Além do mais, a se levar ao pé da letra a intenção da agência, só faltará proibir de imediato o gás de cozinha, que explode com frequência. Em todos os casos e dos produtos citados, o cidadão deve tomar as precauções recomendadas.
Por isso, deve-se dar toda a atenção ao ministro Marco Aurélio de Mello, do Supremo Tribunal Federal. Relator numa Ação Direta de Inconstitucionalidade sobre uma lei estadual que tenta proibir uso do amianto em São Paulo, ele foi claro e direto:
“O perigo resultante do manuseio inadequado de determinado produto não pode consubstanciar premissa jurídica para retirá-lo do mercado, sob pena de se inviabilizar a vida em sociedade”...
... “Para o público em geral, não há indicações de que o amianto seja mais perigoso que outras substâncias igualmente conhecidas e lícitas, como o tabaco, o benzeno, o álcool, etc.

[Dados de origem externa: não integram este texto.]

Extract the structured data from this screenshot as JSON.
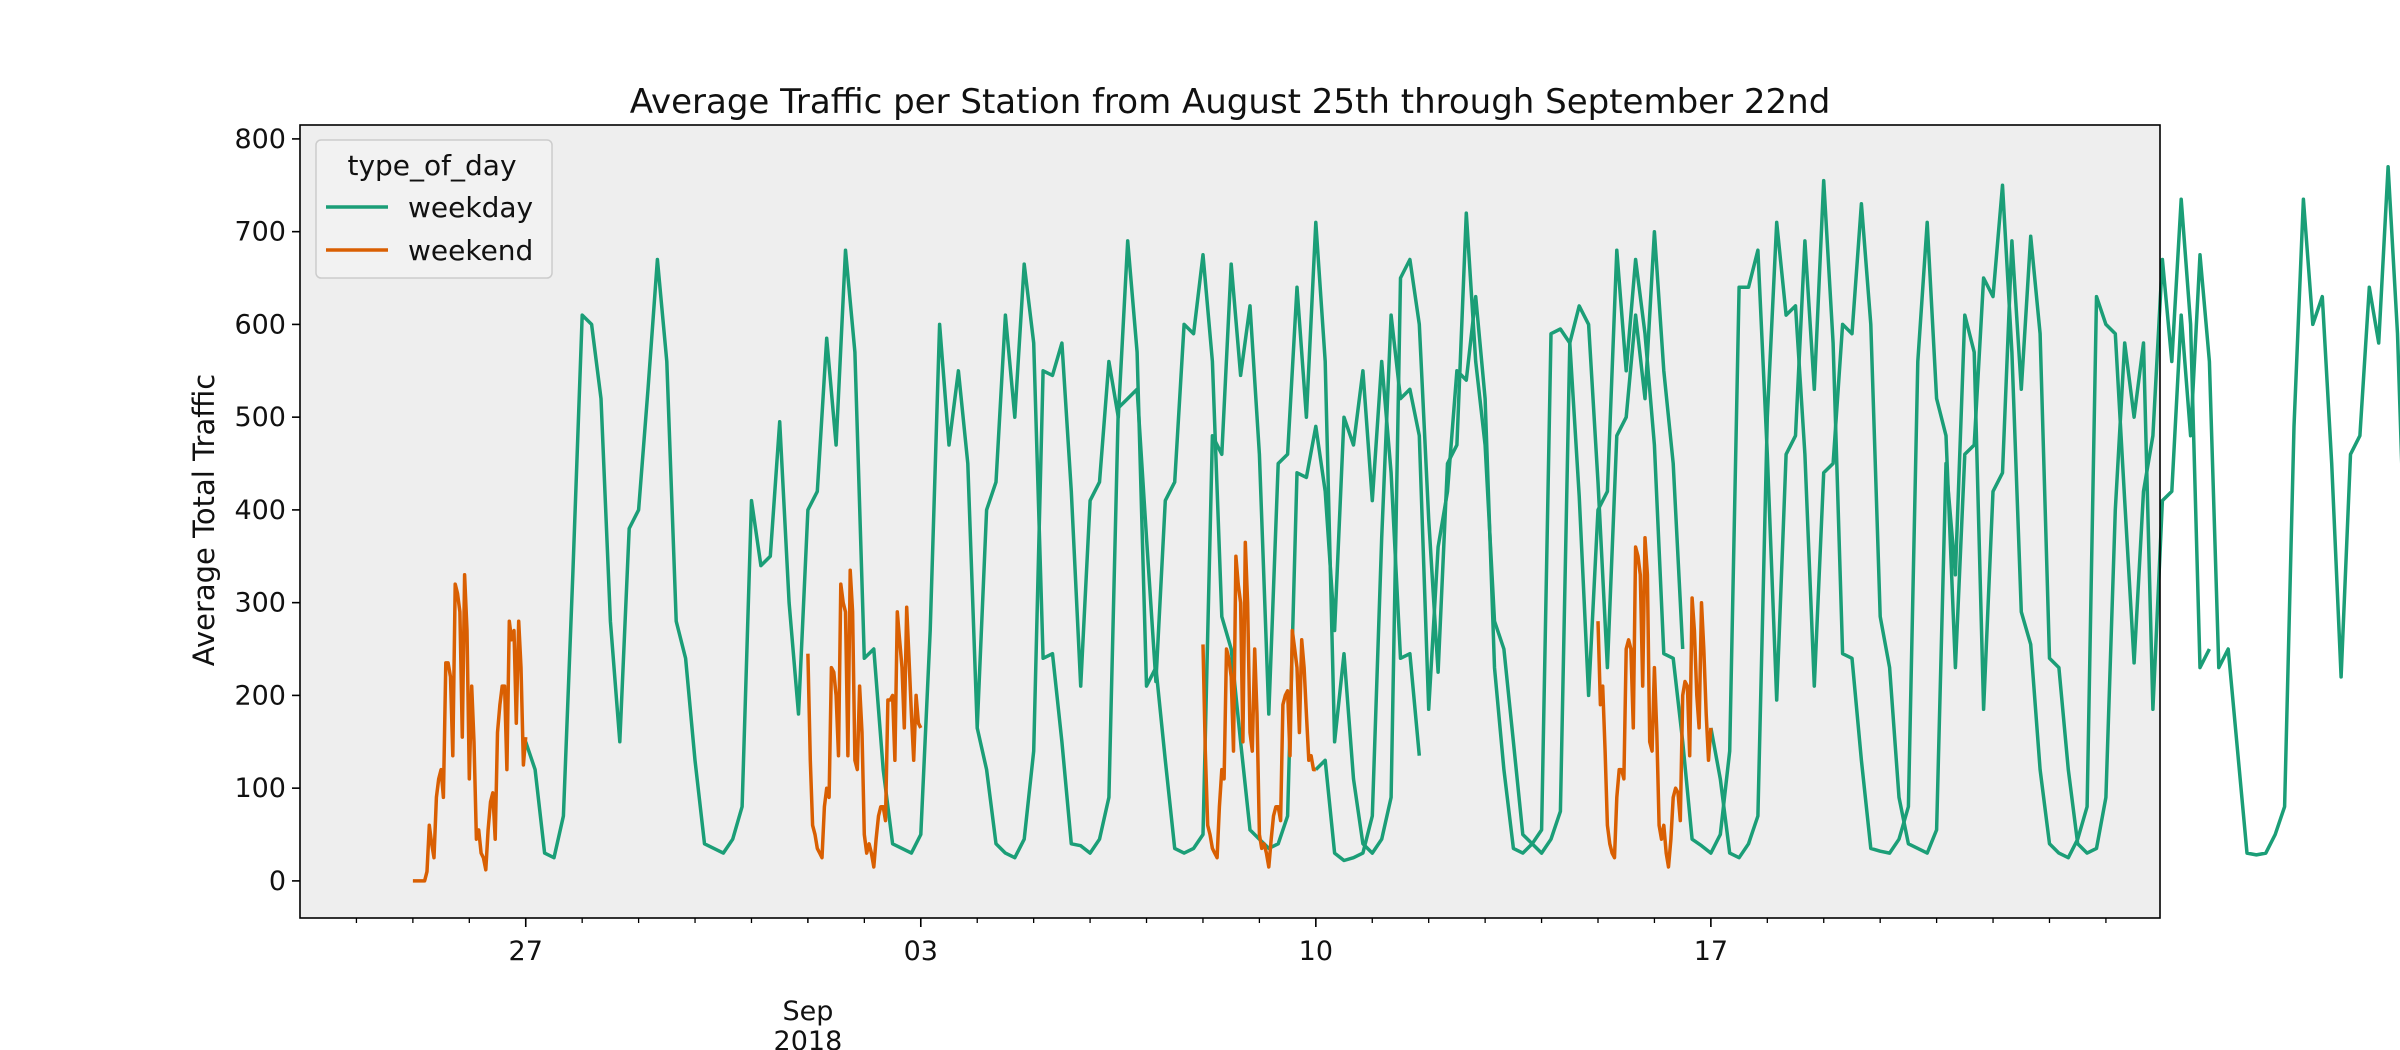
{
  "chart_data": {
    "type": "line",
    "title": "Average Traffic per Station from August 25th through September 22nd",
    "xlabel": "",
    "ylabel": "Average Total Traffic",
    "x_range": [
      "2018-08-23 00:00",
      "2018-09-24 23:00"
    ],
    "ylim": [
      -40,
      815
    ],
    "y_ticks": [
      0,
      100,
      200,
      300,
      400,
      500,
      600,
      700,
      800
    ],
    "x_major_ticks": [
      {
        "date": "2018-08-27",
        "label": "27"
      },
      {
        "date": "2018-09-03",
        "label": "03"
      },
      {
        "date": "2018-09-10",
        "label": "10"
      },
      {
        "date": "2018-09-17",
        "label": "17"
      }
    ],
    "x_secondary_label": {
      "date": "2018-09-01",
      "lines": [
        "Sep",
        "2018"
      ]
    },
    "grid": false,
    "legend": {
      "title": "type_of_day",
      "placement": "upper-left"
    },
    "plot_background": "#eeeeee",
    "series": [
      {
        "name": "weekday",
        "color": "#1b9e77",
        "segments": [
          {
            "start": "2018-08-27 00:00",
            "step_hours": 4,
            "values": [
              150,
              120,
              30,
              25,
              70,
              330,
              610,
              600,
              520,
              280,
              150,
              380,
              400,
              530,
              670,
              560,
              280,
              240,
              130,
              40,
              35,
              30,
              45,
              80,
              410,
              340,
              350,
              495,
              300,
              180,
              400,
              420,
              585,
              470,
              680,
              570,
              240,
              250,
              120,
              40,
              35,
              30,
              50,
              270,
              600,
              470,
              550,
              450,
              165,
              400,
              430,
              610,
              500,
              665,
              580,
              240,
              245,
              150,
              40,
              38,
              30,
              45,
              90,
              510,
              520,
              530,
              370,
              215,
              410,
              430,
              600,
              590,
              675,
              560,
              285,
              250,
              150,
              55,
              45,
              35,
              40,
              70,
              440,
              435,
              490,
              420,
              270,
              500,
              470,
              550,
              410,
              560,
              440,
              240,
              245,
              135
            ]
          },
          {
            "start": "2018-09-04 00:00",
            "step_hours": 4,
            "values": [
              165,
              120,
              40,
              30,
              25,
              45,
              140,
              550,
              545,
              580,
              420,
              210,
              410,
              430,
              560,
              500,
              690,
              570,
              210,
              230,
              130,
              35,
              30,
              35,
              50,
              480,
              460,
              665,
              545,
              620,
              460,
              180,
              450,
              460,
              640,
              500,
              710,
              560,
              150,
              245,
              110,
              40,
              30,
              45,
              90,
              650,
              670,
              600,
              390,
              225,
              450,
              470,
              720,
              560,
              470,
              280,
              250,
              150,
              50,
              40,
              30,
              45,
              75,
              580,
              620,
              600,
              430,
              230,
              480,
              500,
              610,
              520,
              700,
              550,
              450,
              250
            ]
          },
          {
            "start": "2018-09-10 00:00",
            "step_hours": 4,
            "values": [
              120,
              130,
              30,
              22,
              25,
              30,
              70,
              370,
              610,
              520,
              530,
              480,
              185,
              360,
              420,
              550,
              540,
              630,
              520,
              230,
              120,
              35,
              30,
              40,
              55,
              590,
              595,
              580,
              415,
              200,
              400,
              420,
              680,
              550,
              670,
              590,
              470,
              245,
              240,
              150,
              45,
              38,
              30,
              50,
              140,
              640,
              640,
              680,
              460,
              195,
              460,
              480,
              690,
              530,
              755,
              580,
              245,
              240,
              130,
              35,
              32,
              30,
              45,
              80,
              560,
              710,
              520,
              480,
              230,
              460,
              470,
              650,
              630,
              750,
              570,
              290,
              255,
              120,
              40,
              30,
              25,
              45,
              80,
              630,
              600,
              590,
              410,
              235,
              420,
              480,
              670,
              560,
              735,
              600,
              230,
              250
            ]
          },
          {
            "start": "2018-09-17 00:00",
            "step_hours": 4,
            "values": [
              165,
              110,
              30,
              25,
              40,
              70,
              500,
              710,
              610,
              620,
              460,
              210,
              440,
              450,
              600,
              590,
              730,
              600,
              285,
              230,
              90,
              40,
              35,
              30,
              55,
              450,
              330,
              610,
              570,
              185,
              420,
              440,
              690,
              530,
              695,
              590,
              240,
              230,
              120,
              40,
              30,
              35,
              90,
              400,
              580,
              500,
              580,
              185,
              410,
              420,
              610,
              480,
              675,
              560,
              230,
              250,
              140,
              30,
              28,
              30,
              50,
              80,
              490,
              735,
              600,
              630,
              450,
              220,
              460,
              480,
              640,
              580,
              770,
              590,
              280,
              245,
              130,
              50,
              35,
              30,
              50,
              90,
              610,
              655,
              560,
              600,
              400,
              245,
              480,
              490,
              700,
              560,
              735,
              600,
              460,
              240
            ]
          }
        ]
      },
      {
        "name": "weekend",
        "color": "#d95f02",
        "segments": [
          {
            "start": "2018-08-25 00:00",
            "step_hours": 1,
            "values": [
              0,
              0,
              0,
              0,
              0,
              0,
              10,
              60,
              40,
              25,
              90,
              110,
              120,
              90,
              235,
              235,
              220,
              135,
              320,
              310,
              290,
              155,
              330,
              270,
              110,
              210,
              150,
              45,
              55,
              30,
              25,
              12,
              55,
              85,
              95,
              45,
              160,
              190,
              210,
              210,
              120,
              280,
              260,
              270,
              170,
              280,
              230,
              125,
              155
            ]
          },
          {
            "start": "2018-09-01 00:00",
            "step_hours": 1,
            "values": [
              245,
              130,
              60,
              50,
              35,
              30,
              25,
              80,
              100,
              90,
              230,
              225,
              200,
              135,
              320,
              300,
              290,
              135,
              335,
              290,
              130,
              120,
              210,
              160,
              50,
              30,
              40,
              30,
              15,
              45,
              70,
              80,
              80,
              65,
              195,
              195,
              200,
              130,
              290,
              260,
              230,
              165,
              295,
              240,
              180,
              130,
              200,
              170,
              165
            ]
          },
          {
            "start": "2018-09-08 00:00",
            "step_hours": 1,
            "values": [
              255,
              140,
              60,
              50,
              35,
              30,
              25,
              80,
              120,
              110,
              250,
              240,
              220,
              140,
              350,
              320,
              300,
              150,
              365,
              300,
              160,
              140,
              250,
              180,
              50,
              35,
              40,
              30,
              15,
              45,
              70,
              80,
              80,
              65,
              190,
              200,
              205,
              135,
              270,
              250,
              230,
              160,
              260,
              230,
              180,
              130,
              135,
              120,
              120
            ]
          },
          {
            "start": "2018-09-15 00:00",
            "step_hours": 1,
            "values": [
              280,
              190,
              210,
              140,
              60,
              40,
              30,
              25,
              90,
              120,
              120,
              110,
              250,
              260,
              250,
              165,
              360,
              350,
              330,
              210,
              370,
              330,
              150,
              140,
              230,
              160,
              60,
              45,
              60,
              30,
              15,
              45,
              90,
              100,
              95,
              65,
              200,
              215,
              210,
              135,
              305,
              270,
              200,
              165,
              300,
              250,
              180,
              130,
              165
            ]
          }
        ]
      }
    ]
  }
}
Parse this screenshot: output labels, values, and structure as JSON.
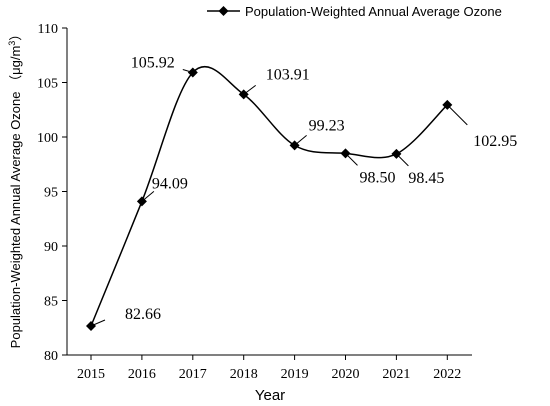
{
  "chart_data": {
    "type": "line",
    "x": [
      "2015",
      "2016",
      "2017",
      "2018",
      "2019",
      "2020",
      "2021",
      "2022"
    ],
    "series": [
      {
        "name": "Population-Weighted Annual Average Ozone",
        "values": [
          82.66,
          94.09,
          105.92,
          103.91,
          99.23,
          98.5,
          98.45,
          102.95
        ]
      }
    ],
    "data_labels": [
      "82.66",
      "94.09",
      "105.92",
      "103.91",
      "99.23",
      "98.50",
      "98.45",
      "102.95"
    ],
    "xlabel": "Year",
    "ylabel": "Population-Weighted Annual Average Ozone",
    "ylabel_unit": "μg/m",
    "ylabel_unit_sup": "3",
    "ylim": [
      80,
      110
    ],
    "yticks": [
      "80",
      "85",
      "90",
      "95",
      "100",
      "105",
      "110"
    ],
    "grid": false,
    "legend_position": "top",
    "marker": "diamond",
    "line_color": "#000000"
  }
}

Vale ressaltar que, se empregado na forma devida, o crisotila não traz qualquer risco ao usuário...”
E mais: “Se o amianto deve ser proibido em virtude dos riscos que gera para a coletividade ante o uso indevido, talvez tenhamos de vedar, com maior razão, as facas afiadas, as armas de fogo, os veículos automotores, enfim, tudo que, fora do uso normal, é capaz de trazer danos às pessoas”.
É triste, mas esta é a verdade: a Anvisa, na sua extrema arrogância, tenta inviabilizar a vida em sociedade.
Ao contrário da tutela, entendemos que campanhas de esclarecimento sobre produtos inflamáveis seja uma atitude bem mais inteligente e democrática do que uma imposição desprovida de sentido.